The PDP, meanwhile, is seeking to understand whether its design standards have struck the correct balance between guaranteeing consumer protections while also allowing for flexibility to cater to different audiences.

In the FCA’s final rules for the regulations, published on November 1, the regulator said providers would have until August 31 2023 for implementation, in order to align with the government’s extension to a deadline on occupational pension schemes. This deadline was delayed from June 30 2023.

The FCA and PDP consultations will both run until February 16 2023.

Over a year’s worth of user testing may be required

The FCA and the PDP’s consultations follow that of the Pensions Regulator, which in November threatened fines of up to £50,000 for non-compliance on the initiative.

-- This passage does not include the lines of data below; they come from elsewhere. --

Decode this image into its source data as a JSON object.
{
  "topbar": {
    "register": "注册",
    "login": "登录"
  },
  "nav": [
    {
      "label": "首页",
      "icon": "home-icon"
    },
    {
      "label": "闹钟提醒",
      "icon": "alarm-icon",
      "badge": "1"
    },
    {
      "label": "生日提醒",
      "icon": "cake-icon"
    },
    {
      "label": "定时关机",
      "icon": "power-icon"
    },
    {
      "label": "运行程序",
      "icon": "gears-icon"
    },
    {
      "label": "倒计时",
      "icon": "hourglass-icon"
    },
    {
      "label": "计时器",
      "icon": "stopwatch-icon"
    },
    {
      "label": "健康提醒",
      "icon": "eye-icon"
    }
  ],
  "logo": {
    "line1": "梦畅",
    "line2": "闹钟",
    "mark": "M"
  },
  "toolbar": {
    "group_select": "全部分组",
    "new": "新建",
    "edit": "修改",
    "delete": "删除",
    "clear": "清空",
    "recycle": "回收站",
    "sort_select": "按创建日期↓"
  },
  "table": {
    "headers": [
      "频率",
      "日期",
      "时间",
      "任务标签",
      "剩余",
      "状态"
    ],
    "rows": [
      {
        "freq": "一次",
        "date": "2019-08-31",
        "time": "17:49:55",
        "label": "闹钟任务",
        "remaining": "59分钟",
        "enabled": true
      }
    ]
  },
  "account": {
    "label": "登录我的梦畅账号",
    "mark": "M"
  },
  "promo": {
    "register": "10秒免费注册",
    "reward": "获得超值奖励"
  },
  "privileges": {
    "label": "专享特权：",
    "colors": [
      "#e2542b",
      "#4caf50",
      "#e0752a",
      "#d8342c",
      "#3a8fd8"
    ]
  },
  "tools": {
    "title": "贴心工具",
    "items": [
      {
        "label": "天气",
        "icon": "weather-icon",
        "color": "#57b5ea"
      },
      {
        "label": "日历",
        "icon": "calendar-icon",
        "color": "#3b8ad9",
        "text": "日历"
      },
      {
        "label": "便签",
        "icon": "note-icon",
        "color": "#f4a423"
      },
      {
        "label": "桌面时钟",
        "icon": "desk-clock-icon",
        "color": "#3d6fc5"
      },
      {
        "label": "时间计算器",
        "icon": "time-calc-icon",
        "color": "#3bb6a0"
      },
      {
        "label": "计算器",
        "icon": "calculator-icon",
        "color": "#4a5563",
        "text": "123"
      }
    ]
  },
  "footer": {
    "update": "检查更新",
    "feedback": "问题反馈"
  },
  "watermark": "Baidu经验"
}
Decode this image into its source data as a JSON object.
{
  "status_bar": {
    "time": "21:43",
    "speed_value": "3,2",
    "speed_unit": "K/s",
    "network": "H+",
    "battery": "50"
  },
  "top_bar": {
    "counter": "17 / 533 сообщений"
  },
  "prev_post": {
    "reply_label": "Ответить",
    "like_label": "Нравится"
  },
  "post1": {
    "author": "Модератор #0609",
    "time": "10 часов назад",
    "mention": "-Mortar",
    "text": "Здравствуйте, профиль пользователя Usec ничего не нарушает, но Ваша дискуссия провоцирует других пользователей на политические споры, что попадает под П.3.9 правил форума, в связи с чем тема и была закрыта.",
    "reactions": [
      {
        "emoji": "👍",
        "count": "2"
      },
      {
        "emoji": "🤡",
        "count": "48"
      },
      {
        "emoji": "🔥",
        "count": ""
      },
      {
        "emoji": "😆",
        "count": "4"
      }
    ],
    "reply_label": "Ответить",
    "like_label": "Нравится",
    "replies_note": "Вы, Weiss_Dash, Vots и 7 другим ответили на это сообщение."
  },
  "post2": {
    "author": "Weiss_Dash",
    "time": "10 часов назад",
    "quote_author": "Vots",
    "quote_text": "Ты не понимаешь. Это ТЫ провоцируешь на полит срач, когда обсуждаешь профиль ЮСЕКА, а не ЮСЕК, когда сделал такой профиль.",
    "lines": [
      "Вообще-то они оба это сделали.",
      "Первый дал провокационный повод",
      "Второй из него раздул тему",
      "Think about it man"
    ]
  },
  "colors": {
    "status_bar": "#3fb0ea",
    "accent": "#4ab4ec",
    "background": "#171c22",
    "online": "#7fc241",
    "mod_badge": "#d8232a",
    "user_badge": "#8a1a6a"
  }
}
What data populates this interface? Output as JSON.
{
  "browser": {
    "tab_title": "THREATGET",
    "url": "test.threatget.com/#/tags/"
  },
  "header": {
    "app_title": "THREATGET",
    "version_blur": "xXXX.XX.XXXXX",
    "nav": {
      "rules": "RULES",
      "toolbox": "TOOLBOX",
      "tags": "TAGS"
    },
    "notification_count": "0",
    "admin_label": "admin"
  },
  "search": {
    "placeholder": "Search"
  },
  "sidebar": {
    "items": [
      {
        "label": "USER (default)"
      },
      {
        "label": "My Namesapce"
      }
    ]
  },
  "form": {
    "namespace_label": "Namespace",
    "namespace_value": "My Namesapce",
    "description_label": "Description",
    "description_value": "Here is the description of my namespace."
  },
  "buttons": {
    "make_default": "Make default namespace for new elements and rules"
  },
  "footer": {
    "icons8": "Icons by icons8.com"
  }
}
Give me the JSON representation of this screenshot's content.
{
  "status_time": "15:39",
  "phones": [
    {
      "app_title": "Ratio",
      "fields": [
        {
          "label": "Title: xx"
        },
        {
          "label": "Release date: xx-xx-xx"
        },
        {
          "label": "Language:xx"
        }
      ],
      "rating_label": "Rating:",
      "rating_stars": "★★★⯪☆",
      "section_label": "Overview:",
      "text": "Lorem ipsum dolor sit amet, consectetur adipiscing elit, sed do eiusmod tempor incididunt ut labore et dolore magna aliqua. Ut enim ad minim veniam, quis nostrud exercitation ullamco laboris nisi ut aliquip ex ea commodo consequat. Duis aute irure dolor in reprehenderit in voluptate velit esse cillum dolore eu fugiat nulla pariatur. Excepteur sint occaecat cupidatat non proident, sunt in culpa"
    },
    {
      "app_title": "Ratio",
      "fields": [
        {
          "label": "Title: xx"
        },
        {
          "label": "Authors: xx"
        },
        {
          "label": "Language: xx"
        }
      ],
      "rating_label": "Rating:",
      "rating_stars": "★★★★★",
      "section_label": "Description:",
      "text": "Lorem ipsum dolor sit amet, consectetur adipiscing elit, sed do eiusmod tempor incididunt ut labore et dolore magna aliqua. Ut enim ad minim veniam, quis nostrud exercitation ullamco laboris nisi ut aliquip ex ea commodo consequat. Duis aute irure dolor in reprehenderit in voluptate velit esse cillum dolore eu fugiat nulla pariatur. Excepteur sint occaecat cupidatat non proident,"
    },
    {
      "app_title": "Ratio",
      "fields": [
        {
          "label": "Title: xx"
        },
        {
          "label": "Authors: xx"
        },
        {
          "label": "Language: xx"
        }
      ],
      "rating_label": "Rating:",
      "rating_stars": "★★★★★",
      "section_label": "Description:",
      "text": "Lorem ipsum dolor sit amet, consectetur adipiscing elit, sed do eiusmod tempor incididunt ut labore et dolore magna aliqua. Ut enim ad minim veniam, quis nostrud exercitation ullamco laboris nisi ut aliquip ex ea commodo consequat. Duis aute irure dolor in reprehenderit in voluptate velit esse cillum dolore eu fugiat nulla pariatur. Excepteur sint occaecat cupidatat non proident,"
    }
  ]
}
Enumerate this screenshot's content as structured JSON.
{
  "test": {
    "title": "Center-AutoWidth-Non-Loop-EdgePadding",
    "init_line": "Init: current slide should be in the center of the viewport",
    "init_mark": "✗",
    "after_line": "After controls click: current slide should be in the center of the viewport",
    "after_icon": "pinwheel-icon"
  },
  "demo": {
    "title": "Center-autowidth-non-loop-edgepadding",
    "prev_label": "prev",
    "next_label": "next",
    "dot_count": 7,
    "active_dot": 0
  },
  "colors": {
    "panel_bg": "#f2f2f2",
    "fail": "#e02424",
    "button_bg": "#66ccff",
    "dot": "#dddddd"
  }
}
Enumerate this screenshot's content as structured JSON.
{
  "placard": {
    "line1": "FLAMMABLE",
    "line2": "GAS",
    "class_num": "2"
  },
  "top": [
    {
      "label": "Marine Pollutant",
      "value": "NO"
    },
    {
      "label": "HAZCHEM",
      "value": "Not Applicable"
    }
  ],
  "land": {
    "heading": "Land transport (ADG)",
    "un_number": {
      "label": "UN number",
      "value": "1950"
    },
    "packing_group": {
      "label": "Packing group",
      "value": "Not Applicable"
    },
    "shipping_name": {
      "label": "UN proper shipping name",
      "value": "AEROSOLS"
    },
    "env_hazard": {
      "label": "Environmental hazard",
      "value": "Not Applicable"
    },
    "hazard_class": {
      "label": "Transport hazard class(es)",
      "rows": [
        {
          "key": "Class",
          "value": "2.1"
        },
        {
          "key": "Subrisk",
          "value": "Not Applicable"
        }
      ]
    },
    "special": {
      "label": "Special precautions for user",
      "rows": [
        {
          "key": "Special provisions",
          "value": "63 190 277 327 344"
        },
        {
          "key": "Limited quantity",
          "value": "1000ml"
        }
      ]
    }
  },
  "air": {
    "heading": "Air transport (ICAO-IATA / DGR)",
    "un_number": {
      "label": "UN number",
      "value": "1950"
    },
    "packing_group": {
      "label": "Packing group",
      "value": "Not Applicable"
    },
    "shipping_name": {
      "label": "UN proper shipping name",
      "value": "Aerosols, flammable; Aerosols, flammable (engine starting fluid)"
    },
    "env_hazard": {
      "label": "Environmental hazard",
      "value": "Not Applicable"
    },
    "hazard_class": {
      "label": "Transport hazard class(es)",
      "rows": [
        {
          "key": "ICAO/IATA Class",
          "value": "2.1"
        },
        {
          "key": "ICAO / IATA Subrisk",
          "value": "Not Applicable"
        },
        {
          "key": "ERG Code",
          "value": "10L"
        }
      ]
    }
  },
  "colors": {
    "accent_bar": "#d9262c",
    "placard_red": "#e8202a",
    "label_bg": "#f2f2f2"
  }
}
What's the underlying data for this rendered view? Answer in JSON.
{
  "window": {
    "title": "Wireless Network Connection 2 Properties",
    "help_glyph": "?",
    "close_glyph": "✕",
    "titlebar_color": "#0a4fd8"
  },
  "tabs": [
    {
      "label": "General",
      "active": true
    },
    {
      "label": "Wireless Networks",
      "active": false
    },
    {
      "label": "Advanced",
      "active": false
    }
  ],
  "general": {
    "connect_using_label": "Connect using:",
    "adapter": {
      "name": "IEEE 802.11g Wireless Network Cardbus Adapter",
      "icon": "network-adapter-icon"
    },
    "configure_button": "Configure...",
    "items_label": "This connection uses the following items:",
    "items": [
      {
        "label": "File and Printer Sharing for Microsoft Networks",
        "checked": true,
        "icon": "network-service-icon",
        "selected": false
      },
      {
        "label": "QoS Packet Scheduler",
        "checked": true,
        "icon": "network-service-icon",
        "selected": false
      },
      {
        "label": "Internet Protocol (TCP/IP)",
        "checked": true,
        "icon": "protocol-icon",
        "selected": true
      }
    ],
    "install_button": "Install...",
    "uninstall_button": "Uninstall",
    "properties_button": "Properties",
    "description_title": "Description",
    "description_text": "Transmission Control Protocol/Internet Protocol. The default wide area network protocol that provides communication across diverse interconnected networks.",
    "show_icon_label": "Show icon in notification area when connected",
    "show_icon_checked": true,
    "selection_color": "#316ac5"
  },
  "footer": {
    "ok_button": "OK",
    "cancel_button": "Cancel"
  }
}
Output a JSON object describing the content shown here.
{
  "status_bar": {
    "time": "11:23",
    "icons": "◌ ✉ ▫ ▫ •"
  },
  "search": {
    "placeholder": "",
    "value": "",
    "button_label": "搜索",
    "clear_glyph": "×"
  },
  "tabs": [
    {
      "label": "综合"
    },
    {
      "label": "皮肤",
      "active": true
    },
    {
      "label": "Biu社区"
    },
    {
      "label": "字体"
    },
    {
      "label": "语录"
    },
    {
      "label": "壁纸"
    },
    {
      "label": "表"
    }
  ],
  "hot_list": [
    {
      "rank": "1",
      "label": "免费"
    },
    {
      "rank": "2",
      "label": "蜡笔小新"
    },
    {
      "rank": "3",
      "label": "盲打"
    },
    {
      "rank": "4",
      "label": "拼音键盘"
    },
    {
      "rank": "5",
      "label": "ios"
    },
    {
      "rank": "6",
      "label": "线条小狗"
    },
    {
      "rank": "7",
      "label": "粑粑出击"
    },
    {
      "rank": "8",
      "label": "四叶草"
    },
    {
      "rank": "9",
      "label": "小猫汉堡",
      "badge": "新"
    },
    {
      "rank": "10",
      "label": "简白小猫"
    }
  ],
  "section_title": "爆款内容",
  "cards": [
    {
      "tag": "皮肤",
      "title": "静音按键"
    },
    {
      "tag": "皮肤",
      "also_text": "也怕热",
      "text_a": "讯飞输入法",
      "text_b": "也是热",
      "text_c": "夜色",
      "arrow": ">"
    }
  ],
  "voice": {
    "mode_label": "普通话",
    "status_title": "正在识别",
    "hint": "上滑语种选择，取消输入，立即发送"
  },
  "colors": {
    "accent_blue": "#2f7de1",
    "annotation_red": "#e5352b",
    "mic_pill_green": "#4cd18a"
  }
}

The FCA admitted that it did not know how big the dashboard service market would be, predicting that it would be small. It also said that it did not know when providers would apply for authorisation, with firms able to do so shortly after the regulator publishes its final dashboard rules in the summer of 2023.

“We do not think it would be proportionate to recover project costs from [pension dashboard service] firms through their periodic fees in the first year of operation,” it said. 

“We also think this would disadvantage firms which choose to enter the market first. Instead, we propose to recover a contribution towards the project costs through the application fee.”

In November, the Money and Pensions Service disclosed that the dashboards initiative had driven a 26 per cent increase in its expenditure on its pension streams for its year to March 31 2022.

In addition to restrictions on third parties, the FCA’s consultation also revealed that users will be allowed to export information about their pensions – such as their pot size and their projected income – from the dashboard to themselves or to their provider.

The dashboard provider will then be able to offer the user ‘post-view services’, such as advice on investment, contributions and consolidation.